Zusätzlich zu hohen Mieten kommen Preissteigerungen von Lebensmitteln und Energieversorgung. Sie sind aber von den Zulagen ausgeschlossen. Da die OptiPrax-Azubis zwischen der Schule und der Praxis abwechseln, dienen sie angesichts des Personalmangels als Feuerlöscher, damit die Einrichtungen wegen Unterbesetzung nicht schließen müssen. Auszubildende nehmen schon in den ersten Einsätzen im Berufsalltag die enorme Belastung wahr, die ihre Perspektive auf die kommenden Berufsjahre prägen wird. Bei einem Rahmentarifvertrag erwartet man durchaus auch Ergebnisse für die Auszubildenden.
Die Kinderpfleger:innen bleiben wieder unterrepräsentiert, obwohl sie einen sehr wichtigen Bestandteil der Kindererziehung ausmachen. Sie sind kompetent, aber prekär. Ihre Qualifizierungsmöglichkeiten zu Erzieher:innen sind beeinträchtigt, sie sind unterbezahlt und zahlreiche migrantischen Erzieher:innen werden hierzulande zu Kinderpfleger:innen heruntergestuft, weil ihre Abschlüsse aus dem Ausland nicht anerkannt werden.
Aufgrund der starken Belastung im Beruf denkt derzeit rund 25 Prozent des Personals darüber nach, aus dem Beruf auszusteigen. Bei einem Rahmentarifvertrag geht es zunächst darum, die Arbeitsbedingungen zu verbessern, um gegen den Personalmangel effektiv vorzugehen. Dieses Ergebnis wird sie nicht überzeugen. Angesichts der dringenden strukturellen Probleme in dem Bereich bedeutet die Vereinbarung der Laufzeit von fünf Jahren die Rufe von Kolleg:innen nach Verbesserungen zu ignorieren und sie streikunfähig zu machen.

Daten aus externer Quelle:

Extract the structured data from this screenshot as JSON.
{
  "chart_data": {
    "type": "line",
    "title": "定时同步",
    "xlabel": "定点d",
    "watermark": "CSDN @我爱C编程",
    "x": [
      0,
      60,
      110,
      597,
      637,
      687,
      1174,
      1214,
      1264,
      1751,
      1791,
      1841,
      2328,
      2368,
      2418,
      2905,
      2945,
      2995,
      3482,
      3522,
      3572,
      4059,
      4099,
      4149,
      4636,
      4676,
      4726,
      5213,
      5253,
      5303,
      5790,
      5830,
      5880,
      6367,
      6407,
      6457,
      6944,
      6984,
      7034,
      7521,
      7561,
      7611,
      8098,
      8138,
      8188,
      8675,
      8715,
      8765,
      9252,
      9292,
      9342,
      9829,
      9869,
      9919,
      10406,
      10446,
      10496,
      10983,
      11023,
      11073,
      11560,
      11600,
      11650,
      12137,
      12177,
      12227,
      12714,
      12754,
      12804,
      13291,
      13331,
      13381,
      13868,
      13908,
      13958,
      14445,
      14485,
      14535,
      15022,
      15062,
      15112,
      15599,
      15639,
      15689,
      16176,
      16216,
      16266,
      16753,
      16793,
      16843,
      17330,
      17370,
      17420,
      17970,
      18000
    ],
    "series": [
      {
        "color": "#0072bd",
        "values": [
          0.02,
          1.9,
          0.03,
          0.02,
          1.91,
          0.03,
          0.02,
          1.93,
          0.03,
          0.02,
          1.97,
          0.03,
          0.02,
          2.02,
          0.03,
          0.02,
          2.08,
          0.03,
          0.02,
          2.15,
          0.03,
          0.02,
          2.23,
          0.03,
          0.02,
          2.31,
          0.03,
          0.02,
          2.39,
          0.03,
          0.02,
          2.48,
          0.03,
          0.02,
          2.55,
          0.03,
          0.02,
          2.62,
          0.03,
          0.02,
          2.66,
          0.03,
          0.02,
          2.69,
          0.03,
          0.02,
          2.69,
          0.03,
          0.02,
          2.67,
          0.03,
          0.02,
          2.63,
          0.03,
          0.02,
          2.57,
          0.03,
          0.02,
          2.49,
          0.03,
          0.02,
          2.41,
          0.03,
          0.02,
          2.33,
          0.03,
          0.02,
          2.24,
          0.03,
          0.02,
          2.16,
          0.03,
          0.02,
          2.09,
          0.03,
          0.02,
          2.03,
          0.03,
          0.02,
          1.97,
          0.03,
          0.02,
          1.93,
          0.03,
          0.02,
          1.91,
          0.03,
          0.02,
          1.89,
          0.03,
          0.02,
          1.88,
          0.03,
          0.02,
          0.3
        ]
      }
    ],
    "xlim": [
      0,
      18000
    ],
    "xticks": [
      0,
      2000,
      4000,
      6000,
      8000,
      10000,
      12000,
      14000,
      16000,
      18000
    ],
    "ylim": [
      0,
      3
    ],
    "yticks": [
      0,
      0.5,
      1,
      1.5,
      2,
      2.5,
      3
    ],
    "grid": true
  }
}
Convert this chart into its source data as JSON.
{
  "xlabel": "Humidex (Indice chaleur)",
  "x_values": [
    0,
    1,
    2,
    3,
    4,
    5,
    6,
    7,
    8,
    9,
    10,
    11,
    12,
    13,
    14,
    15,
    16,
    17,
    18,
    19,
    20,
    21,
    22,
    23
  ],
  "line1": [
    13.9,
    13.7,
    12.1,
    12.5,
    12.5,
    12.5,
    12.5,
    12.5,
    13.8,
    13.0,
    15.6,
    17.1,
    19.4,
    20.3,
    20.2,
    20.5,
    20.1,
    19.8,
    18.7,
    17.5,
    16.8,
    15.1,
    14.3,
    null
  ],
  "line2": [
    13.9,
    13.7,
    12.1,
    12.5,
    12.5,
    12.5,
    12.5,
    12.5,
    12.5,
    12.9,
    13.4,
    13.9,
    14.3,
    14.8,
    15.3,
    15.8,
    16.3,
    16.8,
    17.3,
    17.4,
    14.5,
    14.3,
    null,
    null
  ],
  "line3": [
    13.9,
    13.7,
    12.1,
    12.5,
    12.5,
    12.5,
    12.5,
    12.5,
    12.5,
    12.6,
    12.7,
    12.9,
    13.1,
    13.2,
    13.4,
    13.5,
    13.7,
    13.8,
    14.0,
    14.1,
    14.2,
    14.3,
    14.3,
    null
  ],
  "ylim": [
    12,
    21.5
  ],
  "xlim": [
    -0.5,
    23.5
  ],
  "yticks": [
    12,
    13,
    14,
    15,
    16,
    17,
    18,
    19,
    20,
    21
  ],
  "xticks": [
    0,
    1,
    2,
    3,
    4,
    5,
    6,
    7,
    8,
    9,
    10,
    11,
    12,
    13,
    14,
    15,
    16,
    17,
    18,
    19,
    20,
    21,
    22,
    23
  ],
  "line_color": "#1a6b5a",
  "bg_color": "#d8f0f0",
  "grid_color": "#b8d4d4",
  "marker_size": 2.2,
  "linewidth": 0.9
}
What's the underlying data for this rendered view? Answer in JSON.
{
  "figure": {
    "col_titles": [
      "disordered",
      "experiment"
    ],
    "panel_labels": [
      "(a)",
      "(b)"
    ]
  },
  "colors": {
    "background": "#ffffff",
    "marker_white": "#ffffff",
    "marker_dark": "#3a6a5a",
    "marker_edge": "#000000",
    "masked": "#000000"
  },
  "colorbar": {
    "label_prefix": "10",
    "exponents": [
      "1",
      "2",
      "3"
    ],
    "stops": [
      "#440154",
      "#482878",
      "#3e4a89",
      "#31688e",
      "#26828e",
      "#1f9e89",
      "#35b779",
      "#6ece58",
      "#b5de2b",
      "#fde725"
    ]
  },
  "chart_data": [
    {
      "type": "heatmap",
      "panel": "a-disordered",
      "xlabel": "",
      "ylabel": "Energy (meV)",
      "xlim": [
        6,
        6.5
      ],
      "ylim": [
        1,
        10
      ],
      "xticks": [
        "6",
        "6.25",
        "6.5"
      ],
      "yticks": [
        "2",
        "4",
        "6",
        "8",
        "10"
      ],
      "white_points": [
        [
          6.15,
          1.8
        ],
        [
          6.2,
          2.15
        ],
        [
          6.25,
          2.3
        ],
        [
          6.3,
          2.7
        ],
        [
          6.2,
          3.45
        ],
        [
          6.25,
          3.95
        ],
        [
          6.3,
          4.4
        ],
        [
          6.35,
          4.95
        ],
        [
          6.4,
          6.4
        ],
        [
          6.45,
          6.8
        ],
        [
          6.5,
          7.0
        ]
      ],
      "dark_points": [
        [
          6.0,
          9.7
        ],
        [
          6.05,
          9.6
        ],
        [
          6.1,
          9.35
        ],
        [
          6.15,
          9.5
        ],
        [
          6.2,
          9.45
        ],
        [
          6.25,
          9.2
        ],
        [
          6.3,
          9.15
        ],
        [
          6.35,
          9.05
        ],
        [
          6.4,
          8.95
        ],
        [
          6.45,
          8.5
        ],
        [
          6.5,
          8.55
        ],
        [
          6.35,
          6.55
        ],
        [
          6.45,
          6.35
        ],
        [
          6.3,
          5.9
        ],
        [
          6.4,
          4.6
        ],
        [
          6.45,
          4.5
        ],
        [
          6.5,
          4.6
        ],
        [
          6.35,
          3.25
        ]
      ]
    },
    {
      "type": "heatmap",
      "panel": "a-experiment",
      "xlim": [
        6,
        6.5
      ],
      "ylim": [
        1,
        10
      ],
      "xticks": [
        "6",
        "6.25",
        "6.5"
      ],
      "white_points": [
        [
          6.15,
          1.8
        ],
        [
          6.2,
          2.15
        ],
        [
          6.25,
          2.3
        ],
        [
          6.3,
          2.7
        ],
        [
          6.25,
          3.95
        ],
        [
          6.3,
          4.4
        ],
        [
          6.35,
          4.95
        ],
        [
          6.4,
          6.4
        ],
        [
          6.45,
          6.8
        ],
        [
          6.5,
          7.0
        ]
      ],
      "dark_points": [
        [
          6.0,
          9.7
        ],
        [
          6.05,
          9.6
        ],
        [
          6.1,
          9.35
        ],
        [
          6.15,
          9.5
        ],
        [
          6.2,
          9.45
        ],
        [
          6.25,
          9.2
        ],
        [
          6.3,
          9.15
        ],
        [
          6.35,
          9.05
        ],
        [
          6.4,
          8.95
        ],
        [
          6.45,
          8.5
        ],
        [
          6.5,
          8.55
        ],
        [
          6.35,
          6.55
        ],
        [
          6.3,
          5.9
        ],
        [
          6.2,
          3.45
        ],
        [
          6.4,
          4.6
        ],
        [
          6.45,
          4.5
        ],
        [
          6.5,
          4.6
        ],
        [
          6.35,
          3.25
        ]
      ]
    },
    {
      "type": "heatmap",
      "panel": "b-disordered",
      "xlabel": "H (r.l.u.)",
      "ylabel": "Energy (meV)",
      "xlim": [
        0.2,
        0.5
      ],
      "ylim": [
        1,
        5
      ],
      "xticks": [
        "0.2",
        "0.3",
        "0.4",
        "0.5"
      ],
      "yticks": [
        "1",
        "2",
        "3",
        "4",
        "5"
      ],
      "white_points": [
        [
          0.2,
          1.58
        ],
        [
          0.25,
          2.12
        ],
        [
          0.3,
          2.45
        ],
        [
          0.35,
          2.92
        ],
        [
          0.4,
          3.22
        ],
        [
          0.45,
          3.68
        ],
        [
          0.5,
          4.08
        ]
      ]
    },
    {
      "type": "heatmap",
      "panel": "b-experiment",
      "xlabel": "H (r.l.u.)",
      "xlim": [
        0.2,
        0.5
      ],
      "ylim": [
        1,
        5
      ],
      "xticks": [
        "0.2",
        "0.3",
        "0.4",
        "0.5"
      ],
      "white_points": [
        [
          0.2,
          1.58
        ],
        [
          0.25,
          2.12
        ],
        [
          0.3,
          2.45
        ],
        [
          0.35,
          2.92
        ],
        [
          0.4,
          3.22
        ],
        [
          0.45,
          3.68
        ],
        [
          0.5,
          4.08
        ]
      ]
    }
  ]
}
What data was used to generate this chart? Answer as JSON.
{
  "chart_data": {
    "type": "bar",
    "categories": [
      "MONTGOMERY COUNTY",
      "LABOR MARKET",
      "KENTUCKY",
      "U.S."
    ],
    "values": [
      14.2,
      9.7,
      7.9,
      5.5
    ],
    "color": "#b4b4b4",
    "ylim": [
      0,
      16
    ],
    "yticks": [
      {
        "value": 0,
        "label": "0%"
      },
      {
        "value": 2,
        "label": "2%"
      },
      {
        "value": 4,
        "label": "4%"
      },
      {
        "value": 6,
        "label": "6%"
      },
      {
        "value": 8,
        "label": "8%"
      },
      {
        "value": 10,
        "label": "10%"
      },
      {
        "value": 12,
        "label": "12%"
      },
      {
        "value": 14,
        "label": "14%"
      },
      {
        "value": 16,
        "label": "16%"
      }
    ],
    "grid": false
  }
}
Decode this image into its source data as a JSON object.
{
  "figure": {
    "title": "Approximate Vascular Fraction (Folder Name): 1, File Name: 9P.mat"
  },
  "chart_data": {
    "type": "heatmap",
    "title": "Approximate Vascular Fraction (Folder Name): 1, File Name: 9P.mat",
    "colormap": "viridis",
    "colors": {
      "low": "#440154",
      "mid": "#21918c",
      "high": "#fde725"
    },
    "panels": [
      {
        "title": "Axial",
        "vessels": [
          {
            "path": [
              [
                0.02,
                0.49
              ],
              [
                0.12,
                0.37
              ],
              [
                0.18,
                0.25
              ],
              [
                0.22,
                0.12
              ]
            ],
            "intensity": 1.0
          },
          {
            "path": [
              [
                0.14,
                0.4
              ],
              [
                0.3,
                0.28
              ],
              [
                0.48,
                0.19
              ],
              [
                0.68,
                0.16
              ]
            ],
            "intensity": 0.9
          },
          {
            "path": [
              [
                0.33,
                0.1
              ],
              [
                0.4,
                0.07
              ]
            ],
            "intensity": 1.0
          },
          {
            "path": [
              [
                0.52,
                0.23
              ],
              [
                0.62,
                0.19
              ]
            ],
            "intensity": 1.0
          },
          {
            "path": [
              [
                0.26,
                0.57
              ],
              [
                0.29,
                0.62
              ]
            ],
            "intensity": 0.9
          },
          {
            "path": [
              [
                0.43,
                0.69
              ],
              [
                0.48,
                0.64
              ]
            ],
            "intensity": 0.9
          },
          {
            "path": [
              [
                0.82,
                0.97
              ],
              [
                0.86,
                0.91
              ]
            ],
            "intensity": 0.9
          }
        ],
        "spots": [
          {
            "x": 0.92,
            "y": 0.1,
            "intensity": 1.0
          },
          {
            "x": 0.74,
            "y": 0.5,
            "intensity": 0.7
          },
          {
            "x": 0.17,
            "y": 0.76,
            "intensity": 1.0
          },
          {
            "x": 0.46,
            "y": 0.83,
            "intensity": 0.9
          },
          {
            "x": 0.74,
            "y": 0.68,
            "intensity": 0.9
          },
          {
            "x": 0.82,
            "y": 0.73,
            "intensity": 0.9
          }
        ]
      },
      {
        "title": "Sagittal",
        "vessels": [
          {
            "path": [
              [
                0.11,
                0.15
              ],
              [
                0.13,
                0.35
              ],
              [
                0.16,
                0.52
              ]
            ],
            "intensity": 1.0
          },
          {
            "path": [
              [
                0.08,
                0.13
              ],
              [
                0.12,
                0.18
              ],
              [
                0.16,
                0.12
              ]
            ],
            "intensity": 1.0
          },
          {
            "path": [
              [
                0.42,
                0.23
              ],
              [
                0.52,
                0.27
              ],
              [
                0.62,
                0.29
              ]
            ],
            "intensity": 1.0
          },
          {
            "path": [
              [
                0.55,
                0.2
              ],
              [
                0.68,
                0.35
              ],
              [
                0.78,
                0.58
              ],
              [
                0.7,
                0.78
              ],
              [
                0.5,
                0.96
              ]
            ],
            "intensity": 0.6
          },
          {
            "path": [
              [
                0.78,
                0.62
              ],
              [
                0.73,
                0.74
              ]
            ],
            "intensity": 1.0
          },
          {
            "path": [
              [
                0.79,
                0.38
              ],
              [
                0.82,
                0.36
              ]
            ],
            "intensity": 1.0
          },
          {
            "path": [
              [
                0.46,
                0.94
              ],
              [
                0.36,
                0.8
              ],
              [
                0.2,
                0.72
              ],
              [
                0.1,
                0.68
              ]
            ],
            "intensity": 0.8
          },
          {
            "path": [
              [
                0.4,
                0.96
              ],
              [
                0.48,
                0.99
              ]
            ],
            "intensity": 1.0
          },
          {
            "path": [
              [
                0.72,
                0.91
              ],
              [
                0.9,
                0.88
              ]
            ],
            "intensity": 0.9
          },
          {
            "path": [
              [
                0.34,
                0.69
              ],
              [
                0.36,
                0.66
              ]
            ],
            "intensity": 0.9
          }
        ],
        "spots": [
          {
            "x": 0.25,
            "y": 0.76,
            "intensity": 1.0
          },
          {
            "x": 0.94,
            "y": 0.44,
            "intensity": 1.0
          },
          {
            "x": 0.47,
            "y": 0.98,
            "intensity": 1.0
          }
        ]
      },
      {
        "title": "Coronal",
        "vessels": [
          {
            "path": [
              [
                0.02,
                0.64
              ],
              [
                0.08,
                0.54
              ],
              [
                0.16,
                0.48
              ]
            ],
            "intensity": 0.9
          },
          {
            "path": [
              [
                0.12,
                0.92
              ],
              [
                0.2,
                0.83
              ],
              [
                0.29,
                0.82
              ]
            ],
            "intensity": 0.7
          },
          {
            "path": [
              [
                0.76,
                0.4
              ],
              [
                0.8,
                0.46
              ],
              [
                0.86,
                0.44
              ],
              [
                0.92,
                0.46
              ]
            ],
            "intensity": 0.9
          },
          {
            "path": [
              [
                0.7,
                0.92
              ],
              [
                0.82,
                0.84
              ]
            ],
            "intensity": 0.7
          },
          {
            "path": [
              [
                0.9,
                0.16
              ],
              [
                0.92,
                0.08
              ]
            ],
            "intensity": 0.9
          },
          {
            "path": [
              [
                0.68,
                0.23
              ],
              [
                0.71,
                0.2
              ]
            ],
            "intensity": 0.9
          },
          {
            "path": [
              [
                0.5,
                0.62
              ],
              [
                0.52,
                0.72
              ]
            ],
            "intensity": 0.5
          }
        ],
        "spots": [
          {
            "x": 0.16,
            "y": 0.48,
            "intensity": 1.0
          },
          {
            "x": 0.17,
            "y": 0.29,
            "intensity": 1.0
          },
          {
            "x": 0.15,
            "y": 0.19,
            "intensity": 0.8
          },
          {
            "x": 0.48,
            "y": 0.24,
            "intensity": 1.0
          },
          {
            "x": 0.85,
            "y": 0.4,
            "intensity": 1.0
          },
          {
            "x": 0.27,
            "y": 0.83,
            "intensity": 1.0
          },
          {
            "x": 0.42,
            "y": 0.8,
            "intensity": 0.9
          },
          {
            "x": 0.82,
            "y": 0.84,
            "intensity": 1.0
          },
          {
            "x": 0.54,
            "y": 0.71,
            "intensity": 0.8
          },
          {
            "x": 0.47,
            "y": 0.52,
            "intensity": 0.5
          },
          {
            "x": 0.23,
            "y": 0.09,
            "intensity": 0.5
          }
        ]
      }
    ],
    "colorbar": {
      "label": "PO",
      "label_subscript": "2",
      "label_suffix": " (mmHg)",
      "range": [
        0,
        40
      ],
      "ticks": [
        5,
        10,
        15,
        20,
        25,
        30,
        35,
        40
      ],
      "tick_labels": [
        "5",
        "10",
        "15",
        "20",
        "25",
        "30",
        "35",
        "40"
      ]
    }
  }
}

Niedriger Organisierungsgrad bei Gewerkschaften ist ein Hindernis vor dem Erfolg
Bundesweit arbeiten rund 330.000 SuE-Beschäftigte im öffentlichen Dienst der Kommunen. An dem Streik, so kämpferisch und beeindruckend er auch war, haben allerdings nur 45.000 Menschen teilgenommen. Mit einem Siebtel der Kolleg:innen ist der Druck leider zu schwach. Es gab seitens der Gewerkschaften keine seriöse Mobilisierung und Aufklärung in den Betrieben. Meistens wurden nur kurzfristig Flyer zugeschickt, um die Kolleg:innen zu Warnstreiks einzuladen. Weitere Gespräche blieben aus. Zahlreiche unorganisierte Kolleg:innen haben nur an einem der drei Warnstreiks teilgenommen, um die Streiks nicht aus der eigenen Tasche zu finanzieren. Bei den anderen Streiks blieben sie in den Einrichtungen. Die Gewerkschaften hätten diese Kolleg:innen massiv organisieren müssen, damit sie die Streiks ohne finanzielle Benachteiligung mit hätten tragen können. Diese Kolleg:innen müssen wir für die Gewerkschaften als Subjekte der Veränderungen des Sozial- und Erziehungsdienstes gewinnen.
Die bei ver.di organisierten Kolleg:innen werden bei der Mitgliederbefragung darüber entscheiden, ob das Ergebnis angenommen wird oder nicht. Es handelt sich um kosmetische Veränderungen, die die strukturellen und wesentlichen Probleme nicht beheben. Das Ergebnis ist kein Erfolg oder Schritt in die richtige Richtung, wie es von ver.di dargestellt wird, sondern ein fauler Kompromiss angesichts der enormen Belastung der Kolleg:innen. Daher sollten die Kolleg:innen, die sich bessere Arbeitsbedingungen wünschen, diesem Deal eine Absage erteilen und für den Streik in die Urabstimmung übergehen. Es braucht Versammlungen, auf denen das Ergebnis und Perspektiven in diesem Arbeitskampf diskutiert werden können. Nur so kann der Kampf für einen besseren Sozial- und Erziehungsdienst demokratisch geführt werden.